Could reversing Alzheimer's in just one week be possible soon? New research indicates that might be a real possibility.

In a new study on mice, a protein called IL-33 was found to reverse the cognitive decline and memory issues associated with Alzheimer's in just one week, while appearing to prevent future symptoms as well.

Alzheimer's disease is a type of dementia, or cognitive decline, that can interfere with daily life. About 60 to 80 percent of dementia patients have Alzheimer's disease, a progressive condition that interferes with daily life and eventually causes death.

Symptoms of Alzheimer's disease include memory loss, moodiness, feeling disoriented, difficulty walking and speaking. Most of the five million Alzheimer's patients in the US are over the age of 65 and about one out of three seniors die from some form of dementia or Alzheimer's, according to the Alzheimer's Association.

Scientists from the University of Glasgow discovered that when mice bred to develop cognitive decline as they age were given IL-33, not only did cognitive tasks and memory improve, but physical symptoms of Alzheimer's were also less apparent.

"Previous genetic studies have shown an association between IL-33 mutations and Alzheimer’s disease in European and Chinese populations," co-lead author Eddy Liew, a professor at the university's Institute of Infection, Immunity and Inflammation, said in a press release. "Furthermore, the brain of patients with Alzheimer’s disease contains less IL-33 than the brain from non-Alzheimer’s patients."

Liew co-led the study with professor Nancy Ip of the Hong Kong University of Science and Technology

One physical indicator of Alzheimer's is brain plaque, or an abnormal collection of protein between nerve cells in the brain. Alzheimer's patients also have brain tangles, which are collections of dying nerves. In this study, the mice had less brain plaque after the week of treatment.
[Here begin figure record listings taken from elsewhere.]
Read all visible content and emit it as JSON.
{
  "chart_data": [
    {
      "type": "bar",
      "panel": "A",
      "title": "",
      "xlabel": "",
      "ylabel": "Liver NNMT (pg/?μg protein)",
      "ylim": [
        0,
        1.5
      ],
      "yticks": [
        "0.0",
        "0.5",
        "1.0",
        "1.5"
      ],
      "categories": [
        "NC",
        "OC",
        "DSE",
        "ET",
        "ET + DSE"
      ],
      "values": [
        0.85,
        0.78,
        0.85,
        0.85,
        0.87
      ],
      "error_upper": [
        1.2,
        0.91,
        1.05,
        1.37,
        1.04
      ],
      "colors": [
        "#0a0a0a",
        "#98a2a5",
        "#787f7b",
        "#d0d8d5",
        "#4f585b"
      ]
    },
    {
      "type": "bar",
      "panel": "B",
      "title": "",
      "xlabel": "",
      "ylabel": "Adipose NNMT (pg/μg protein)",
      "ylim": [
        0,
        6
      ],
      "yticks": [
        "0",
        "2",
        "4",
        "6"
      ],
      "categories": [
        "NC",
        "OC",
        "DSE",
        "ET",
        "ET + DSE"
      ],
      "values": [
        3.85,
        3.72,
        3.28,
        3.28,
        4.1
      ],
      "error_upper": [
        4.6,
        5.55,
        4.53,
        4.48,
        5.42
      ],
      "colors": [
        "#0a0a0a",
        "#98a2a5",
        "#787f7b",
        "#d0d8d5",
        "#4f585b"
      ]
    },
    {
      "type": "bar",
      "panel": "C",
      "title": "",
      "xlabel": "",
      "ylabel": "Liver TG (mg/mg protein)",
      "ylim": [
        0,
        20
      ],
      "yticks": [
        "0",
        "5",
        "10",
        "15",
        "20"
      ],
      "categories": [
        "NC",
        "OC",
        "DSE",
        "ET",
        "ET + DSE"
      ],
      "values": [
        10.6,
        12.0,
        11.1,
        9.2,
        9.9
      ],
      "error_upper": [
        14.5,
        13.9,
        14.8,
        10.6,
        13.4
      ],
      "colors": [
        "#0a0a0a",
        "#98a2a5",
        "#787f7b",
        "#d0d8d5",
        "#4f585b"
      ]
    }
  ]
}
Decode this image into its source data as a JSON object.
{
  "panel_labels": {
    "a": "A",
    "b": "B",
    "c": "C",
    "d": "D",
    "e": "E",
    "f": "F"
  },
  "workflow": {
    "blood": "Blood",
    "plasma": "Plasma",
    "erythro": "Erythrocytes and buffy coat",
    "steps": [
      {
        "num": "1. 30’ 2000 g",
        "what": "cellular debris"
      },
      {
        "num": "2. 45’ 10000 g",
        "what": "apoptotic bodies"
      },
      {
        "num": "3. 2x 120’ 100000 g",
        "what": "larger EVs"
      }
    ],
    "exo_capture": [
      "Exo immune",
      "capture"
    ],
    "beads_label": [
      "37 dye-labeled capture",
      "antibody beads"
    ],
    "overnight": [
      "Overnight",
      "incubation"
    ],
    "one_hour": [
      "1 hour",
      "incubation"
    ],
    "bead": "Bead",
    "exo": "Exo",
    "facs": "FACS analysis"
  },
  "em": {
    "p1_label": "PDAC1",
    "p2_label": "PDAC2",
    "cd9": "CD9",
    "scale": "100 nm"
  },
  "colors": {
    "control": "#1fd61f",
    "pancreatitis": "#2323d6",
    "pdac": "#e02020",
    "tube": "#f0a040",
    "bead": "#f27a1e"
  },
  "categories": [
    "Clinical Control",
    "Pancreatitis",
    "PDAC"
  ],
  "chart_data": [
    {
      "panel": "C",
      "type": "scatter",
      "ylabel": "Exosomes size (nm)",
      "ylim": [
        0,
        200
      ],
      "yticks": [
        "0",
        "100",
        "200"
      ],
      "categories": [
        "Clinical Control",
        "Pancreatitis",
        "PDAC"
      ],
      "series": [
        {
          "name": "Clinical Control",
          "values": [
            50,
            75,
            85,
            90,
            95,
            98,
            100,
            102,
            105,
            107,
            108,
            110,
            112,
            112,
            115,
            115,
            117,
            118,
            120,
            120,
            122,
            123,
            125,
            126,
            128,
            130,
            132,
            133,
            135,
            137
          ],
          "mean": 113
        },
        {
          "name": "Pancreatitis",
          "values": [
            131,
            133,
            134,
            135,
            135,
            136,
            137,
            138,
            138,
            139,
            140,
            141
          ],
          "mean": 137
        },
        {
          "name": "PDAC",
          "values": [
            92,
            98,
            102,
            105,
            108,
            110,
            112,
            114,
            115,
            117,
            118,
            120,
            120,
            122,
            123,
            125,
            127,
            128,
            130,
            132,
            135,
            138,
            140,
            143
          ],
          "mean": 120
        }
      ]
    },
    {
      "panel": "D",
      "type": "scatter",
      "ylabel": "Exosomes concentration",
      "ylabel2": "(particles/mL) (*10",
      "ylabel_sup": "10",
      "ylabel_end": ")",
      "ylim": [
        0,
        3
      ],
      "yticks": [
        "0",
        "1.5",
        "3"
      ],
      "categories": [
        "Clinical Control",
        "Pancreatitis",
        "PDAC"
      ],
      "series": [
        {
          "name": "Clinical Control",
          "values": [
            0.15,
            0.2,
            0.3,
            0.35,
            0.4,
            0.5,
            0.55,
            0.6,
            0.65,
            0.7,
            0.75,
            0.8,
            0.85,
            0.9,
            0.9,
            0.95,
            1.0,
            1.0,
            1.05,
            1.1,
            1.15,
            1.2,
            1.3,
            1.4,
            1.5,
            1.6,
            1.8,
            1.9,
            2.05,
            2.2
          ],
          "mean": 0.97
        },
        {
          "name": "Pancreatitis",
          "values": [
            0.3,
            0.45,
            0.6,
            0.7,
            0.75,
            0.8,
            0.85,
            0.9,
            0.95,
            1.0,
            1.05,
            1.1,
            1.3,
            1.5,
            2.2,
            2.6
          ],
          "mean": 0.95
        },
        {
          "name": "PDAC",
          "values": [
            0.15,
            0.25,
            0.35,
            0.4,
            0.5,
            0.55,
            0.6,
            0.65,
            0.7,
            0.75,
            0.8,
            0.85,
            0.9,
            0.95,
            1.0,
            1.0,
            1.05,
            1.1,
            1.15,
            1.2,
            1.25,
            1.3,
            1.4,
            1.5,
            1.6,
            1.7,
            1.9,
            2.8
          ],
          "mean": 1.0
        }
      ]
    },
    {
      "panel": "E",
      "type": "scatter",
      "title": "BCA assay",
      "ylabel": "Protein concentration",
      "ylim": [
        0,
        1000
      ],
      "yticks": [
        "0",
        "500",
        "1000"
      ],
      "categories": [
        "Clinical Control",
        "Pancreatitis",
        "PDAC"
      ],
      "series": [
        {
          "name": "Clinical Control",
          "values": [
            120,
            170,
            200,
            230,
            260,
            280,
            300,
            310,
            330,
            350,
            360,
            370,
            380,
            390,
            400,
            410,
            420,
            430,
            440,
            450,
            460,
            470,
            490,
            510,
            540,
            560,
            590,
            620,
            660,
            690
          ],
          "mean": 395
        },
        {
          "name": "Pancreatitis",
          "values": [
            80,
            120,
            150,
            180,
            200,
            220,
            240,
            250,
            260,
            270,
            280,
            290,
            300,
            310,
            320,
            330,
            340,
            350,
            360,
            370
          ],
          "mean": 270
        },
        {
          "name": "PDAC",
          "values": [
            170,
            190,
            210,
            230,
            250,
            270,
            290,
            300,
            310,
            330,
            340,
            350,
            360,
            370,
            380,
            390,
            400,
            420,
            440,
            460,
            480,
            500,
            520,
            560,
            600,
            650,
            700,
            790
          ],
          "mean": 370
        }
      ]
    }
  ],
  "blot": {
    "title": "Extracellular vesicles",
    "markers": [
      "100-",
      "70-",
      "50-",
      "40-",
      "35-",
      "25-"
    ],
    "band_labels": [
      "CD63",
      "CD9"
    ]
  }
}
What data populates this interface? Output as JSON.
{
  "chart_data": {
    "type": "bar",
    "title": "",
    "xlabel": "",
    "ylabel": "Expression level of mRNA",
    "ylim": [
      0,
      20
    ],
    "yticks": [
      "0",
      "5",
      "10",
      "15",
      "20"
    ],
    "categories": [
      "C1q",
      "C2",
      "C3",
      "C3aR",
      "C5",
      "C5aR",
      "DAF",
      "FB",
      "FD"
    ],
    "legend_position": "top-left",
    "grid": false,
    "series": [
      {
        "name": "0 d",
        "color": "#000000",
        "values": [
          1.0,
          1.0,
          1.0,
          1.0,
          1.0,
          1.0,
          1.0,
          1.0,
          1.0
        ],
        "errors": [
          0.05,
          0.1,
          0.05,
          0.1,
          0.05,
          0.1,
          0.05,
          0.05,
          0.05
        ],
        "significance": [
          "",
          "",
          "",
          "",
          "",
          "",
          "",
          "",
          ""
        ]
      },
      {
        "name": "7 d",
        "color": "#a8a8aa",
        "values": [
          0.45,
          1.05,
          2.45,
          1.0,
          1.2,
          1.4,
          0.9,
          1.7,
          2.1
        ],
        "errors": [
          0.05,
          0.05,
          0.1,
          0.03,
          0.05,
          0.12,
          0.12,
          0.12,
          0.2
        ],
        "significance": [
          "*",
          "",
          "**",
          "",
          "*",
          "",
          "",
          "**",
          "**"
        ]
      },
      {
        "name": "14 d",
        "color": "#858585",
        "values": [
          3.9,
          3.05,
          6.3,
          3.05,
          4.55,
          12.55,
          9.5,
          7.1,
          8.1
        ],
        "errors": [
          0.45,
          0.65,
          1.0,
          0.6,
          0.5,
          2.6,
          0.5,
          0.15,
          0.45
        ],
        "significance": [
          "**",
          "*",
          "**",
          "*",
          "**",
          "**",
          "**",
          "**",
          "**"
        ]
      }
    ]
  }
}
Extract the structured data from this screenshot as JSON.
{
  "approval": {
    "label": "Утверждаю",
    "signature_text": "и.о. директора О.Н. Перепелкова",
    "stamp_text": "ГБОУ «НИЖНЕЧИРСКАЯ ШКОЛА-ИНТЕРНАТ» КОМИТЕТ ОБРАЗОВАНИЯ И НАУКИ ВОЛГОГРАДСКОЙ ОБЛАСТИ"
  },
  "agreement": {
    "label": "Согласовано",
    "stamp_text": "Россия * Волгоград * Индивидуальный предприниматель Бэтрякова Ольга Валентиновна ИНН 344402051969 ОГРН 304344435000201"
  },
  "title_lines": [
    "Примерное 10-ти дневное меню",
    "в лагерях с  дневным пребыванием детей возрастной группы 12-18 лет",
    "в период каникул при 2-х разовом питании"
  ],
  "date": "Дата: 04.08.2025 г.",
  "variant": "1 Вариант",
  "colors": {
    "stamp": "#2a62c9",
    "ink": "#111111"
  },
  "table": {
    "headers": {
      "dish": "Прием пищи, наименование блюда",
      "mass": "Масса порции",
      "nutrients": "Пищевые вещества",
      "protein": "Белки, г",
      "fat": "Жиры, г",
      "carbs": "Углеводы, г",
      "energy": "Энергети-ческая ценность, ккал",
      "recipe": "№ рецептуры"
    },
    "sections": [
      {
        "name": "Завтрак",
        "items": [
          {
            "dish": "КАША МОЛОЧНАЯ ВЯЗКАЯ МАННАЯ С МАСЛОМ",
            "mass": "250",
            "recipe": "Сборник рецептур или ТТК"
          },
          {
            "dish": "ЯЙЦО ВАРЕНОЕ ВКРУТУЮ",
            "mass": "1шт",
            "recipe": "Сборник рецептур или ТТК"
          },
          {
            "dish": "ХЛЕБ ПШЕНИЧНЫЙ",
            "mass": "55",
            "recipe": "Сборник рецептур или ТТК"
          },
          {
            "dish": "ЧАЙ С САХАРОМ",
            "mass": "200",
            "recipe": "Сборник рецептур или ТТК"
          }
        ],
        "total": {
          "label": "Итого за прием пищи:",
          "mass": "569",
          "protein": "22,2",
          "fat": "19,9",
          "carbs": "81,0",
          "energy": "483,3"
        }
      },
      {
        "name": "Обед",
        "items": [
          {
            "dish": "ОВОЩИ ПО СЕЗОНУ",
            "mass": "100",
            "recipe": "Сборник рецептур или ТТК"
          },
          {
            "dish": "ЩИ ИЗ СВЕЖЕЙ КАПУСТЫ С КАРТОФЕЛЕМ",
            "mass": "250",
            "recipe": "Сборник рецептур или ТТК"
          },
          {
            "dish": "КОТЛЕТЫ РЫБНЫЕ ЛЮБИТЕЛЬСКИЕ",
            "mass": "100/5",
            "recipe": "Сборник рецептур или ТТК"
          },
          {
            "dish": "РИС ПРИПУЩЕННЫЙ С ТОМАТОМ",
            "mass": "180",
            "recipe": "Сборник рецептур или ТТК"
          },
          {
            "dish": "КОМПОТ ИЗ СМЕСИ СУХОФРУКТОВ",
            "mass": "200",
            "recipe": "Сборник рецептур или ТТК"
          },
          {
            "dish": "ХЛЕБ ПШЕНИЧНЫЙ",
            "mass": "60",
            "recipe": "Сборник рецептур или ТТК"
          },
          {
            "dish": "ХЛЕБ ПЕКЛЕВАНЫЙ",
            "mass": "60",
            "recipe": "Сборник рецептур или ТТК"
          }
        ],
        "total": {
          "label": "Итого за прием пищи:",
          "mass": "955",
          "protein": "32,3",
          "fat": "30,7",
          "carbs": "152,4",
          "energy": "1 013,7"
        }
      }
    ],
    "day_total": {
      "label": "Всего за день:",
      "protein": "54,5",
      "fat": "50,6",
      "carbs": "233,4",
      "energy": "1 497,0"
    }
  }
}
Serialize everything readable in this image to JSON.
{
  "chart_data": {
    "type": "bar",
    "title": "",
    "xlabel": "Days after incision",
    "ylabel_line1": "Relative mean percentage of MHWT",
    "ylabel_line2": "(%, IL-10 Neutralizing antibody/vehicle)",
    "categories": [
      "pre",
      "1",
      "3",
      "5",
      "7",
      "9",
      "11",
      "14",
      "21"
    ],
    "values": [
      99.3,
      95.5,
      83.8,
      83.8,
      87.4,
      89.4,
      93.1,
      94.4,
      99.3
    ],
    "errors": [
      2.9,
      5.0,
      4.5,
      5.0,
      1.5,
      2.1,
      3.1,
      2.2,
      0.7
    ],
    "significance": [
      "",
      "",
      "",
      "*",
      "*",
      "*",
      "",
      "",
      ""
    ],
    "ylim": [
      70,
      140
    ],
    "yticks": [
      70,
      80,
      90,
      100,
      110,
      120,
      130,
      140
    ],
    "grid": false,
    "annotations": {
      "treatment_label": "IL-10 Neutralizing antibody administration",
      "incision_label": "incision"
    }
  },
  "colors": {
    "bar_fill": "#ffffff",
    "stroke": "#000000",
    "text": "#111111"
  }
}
According to the study authors, IL-33 surrounds the plaque and releases an enzyme to digest it.

Despite the study's results, further studies are necessary to determine how much IL-33 is safe for humans, and Liew advises against too much optimism.

"There have been enough false breakthroughs in the medical field to caution us not to hold our breath until rigorous clinical trials have been done," Liew said. "We are just about to be entering a Phase I clinical trial to test the toxicity of IL-33 at the doses used. Nevertheless, this is a good start.”

This study was published March 15 in the journal PNAS.

The study was financed by the Research Grants Council of Hong Kong SAR, the National Key Basic Research Program of China, the Hong Kong Research Grants Council and the S. H. Ho Foundation.

Researchers declared no conflicts of interest.